Saudi Ally Retreats in Yemen as Rebels Advance on StrongholdMohammed Hatem
Forces loyal to Yemeni President Abdurabuh Mansur Hadi collapsed in the face of an offensive by Shiite rebel fighters, prompting his government to renew an appeal for military intervention by allies.
Saudi stocks dropped the most in the world after the Houthis captured a major military base near Hadi’s stronghold in the southern port city of Aden. The rebel group is backed by forces loyal to former President Ali Abdullah Saleh, who was removed from power after an uprising in 2011.
The government is urging allies “to send their fighter jets, their navies and ground forces if necessary” to stop the advance of the pro-Iranian Houthi militants, Riad Yaseen, Hadi’s foreign minister, said in an interview with Al Arabiya television. He said the Houthis would soon seek to consolidate their power with the help of Shiite-ruled Iran.
Yemen is emerging as the latest ground for a proxy confrontation between Saudi Arabia, the world’s top oil exporter that backs Hadi, and Iran, where officials have expressed support for the Houthi group. The prospect of a prolonged conflict increases the risk that Saudi Arabia and other Gulf Cooperation Council countries may be drawn into the fighting though political analysts question the effectiveness of any military intervention.
“The broad story is the GCC doesn’t have many cards to play,” Steffen Hertog, a Gulf expert and associate professor of comparative politics at London School of Economics, said by phone Wednesday. “They don’t have any local partners. They have Hadi but if he’s thrown out, there’s nothing they can do to bring him back.”
Some pro-Hadi gunmen are stationed near Aden, Sky News Arabia reported. Meanwhile, rebels captured the president’s defense chief, Mahmoud Al-Soubaihi, according to Houthi-controlled Yemen TV.
Hadi asked the United Nations Security Council on Tuesday to adopt a resolution allowing “all willing countries” to take any necessary measures, including military action, to stop the Houthis’ aggression, according to a copy of the letter the president sent.
As Yemen’s recognized authority, Hadi has legal power to request military assistance from the UN, according to a Security Council official, who declined to be identified since diplomatic negotiations are ongoing. No draft Security Council resolution will be prepared until Yemen and the GCC formulate the details of their request, the diplomat said.

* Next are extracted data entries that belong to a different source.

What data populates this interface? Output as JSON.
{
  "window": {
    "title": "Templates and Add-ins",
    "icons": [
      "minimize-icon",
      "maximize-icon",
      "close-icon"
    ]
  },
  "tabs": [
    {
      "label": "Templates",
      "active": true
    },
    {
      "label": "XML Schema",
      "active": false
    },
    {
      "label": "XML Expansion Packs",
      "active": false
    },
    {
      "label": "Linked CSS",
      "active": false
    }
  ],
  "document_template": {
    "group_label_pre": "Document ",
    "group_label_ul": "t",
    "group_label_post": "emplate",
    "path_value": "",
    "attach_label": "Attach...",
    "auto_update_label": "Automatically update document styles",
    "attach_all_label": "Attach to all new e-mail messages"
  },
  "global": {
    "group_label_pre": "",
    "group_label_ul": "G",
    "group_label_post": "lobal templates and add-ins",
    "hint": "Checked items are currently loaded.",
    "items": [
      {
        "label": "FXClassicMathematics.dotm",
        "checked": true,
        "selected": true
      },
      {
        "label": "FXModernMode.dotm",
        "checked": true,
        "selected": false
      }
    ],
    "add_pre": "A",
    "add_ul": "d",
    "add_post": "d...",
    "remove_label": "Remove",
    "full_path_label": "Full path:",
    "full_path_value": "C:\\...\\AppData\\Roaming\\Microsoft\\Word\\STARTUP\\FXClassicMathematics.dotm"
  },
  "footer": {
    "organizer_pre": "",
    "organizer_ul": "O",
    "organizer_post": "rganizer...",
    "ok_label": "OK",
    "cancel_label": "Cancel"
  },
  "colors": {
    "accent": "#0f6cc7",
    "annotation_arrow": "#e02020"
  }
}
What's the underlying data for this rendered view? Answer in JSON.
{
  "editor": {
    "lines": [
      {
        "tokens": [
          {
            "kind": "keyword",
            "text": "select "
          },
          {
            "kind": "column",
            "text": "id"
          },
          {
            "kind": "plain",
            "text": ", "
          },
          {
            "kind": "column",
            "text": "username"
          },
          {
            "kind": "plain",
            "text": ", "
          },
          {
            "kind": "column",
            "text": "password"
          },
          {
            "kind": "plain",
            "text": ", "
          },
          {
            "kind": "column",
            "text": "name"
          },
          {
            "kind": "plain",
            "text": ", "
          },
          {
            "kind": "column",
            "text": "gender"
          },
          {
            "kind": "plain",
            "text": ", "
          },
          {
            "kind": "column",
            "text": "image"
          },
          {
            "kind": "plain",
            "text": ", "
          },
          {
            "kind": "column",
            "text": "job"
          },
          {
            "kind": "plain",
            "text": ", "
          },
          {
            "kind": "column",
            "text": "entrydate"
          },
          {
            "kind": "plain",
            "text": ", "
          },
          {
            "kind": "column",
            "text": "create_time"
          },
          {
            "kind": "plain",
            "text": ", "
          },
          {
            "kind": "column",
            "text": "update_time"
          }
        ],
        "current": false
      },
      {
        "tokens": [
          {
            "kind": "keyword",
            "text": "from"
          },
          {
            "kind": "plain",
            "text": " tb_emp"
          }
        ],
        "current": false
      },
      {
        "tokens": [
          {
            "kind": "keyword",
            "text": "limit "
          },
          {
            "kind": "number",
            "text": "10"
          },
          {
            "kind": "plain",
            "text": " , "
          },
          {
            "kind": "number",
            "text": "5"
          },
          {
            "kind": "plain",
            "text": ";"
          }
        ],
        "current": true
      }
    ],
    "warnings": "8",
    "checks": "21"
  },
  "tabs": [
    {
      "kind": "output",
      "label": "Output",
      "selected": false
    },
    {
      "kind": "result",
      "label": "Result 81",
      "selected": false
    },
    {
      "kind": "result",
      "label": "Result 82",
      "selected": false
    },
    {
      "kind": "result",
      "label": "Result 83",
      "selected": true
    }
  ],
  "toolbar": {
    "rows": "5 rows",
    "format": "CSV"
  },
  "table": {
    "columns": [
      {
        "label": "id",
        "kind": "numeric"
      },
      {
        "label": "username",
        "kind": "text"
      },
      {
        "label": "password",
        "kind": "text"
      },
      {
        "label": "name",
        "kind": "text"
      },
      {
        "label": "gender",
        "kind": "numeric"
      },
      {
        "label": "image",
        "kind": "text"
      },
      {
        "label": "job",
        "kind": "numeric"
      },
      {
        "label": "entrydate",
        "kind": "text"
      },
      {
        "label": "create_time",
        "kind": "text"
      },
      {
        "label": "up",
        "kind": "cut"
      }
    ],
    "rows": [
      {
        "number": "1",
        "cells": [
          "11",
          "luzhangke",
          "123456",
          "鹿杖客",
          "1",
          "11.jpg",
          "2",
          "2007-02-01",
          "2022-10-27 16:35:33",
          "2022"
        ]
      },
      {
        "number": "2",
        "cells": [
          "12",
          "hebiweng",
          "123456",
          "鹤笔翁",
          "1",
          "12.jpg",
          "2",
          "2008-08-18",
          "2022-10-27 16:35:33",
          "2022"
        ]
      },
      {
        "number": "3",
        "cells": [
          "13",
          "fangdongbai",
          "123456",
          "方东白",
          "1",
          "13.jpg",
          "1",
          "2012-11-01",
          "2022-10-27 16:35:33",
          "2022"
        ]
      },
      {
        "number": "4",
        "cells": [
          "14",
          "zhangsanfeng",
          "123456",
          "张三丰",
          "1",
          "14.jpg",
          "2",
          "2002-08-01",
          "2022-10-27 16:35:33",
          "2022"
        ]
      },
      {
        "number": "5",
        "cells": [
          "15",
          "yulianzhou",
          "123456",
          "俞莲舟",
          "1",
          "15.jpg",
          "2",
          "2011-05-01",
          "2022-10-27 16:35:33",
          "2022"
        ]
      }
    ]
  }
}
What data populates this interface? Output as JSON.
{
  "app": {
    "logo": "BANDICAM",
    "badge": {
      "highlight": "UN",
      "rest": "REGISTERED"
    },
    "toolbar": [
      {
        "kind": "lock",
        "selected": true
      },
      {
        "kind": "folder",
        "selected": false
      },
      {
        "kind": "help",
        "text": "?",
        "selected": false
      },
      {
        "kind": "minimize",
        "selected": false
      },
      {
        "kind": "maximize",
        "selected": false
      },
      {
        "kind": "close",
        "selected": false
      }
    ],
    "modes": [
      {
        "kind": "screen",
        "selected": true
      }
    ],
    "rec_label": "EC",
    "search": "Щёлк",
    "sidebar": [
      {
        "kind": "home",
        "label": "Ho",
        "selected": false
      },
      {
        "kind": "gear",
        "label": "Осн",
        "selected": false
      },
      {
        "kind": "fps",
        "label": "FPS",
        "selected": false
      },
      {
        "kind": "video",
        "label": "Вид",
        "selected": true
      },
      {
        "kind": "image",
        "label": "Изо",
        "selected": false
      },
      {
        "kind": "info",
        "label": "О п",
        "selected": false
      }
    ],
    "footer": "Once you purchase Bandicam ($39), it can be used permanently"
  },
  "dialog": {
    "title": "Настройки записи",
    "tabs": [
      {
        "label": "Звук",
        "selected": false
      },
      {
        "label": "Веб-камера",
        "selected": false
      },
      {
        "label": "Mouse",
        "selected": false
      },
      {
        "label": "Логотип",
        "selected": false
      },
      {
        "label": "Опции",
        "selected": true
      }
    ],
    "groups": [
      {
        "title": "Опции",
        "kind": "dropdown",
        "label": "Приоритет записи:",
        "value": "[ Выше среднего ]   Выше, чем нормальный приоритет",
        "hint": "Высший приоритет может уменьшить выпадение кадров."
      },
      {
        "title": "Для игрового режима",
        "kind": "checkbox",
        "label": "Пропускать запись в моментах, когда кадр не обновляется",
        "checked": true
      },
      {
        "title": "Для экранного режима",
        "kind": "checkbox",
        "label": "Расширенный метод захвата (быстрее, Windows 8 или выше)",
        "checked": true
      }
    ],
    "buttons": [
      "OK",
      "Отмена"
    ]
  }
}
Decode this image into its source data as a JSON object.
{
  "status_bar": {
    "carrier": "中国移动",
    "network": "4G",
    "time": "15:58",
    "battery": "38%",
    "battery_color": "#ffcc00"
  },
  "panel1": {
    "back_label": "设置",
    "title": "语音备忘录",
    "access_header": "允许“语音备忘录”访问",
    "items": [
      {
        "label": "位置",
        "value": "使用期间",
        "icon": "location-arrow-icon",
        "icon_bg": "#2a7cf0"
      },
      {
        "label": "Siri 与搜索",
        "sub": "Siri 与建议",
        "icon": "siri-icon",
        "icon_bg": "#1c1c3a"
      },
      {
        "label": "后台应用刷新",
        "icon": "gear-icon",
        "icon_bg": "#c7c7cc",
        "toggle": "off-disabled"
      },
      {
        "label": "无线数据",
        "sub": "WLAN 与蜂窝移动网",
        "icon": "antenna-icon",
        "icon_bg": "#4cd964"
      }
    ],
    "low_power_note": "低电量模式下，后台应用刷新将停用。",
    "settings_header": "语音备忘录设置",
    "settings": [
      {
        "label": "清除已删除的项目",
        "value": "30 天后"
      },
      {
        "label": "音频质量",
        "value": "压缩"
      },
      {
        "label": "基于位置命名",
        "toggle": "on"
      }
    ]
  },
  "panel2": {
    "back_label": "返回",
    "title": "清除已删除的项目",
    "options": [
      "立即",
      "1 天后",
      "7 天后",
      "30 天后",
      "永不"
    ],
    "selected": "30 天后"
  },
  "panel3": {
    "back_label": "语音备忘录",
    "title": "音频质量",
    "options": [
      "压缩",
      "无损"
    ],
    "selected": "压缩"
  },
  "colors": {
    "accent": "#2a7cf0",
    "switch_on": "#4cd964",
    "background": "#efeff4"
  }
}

There were conflicting reports about the whereabouts of Hadi on Wednesday after Houthi fighters took over Anad air base and were advancing toward Hawttah, the capital of Lahj province. Hawttah is less than 30 kilometers (19 miles) from Aden, where Hadi had fled after escaping weeks of house arrest in the capital under the rebel group.
Saudi Foreign Minister Prince Saud al-Faisal said this week that GCC countries will take “necessary measures to protect the region” from the Houthis. The six-nation GCC includes Saudi Arabia, the United Arab Emirates, Qatar, Kuwait, Oman and Bahrain.
Saudi Arabia’s benchmark Tadawul All Share Index dropped 5 percent, the biggest drop since Dec. 16.
The Houthis marched from their northern base to capture the capital, Sana’a, last year. The group then moved to strengthen ties with the Shiite-ruled Islamic Republic, sending a delegation this month to Tehran to discuss economic cooperation and starting direct flights with the Iranian capital.
The Houthis, who follow the Zaydi branch of Shiite Islam, say they operate independently of Iran and represent only their group’s interests. U.S. officials have said that Iran’s role in Yemen is a concern.
“I don’t see how the GCC can do much to balance the military advantage of the Saleh/Houthi fighters,” Charles Schmitz, a Yemen expert and professor at Towson University in Maryland, said in an e-mailed response to questions. “Money and equipment would probably go furthest to advance Hadi’s side, but I still see a big advantage for Saleh’s well-trained Special Forces and the Houthi militia,” Schmitz said.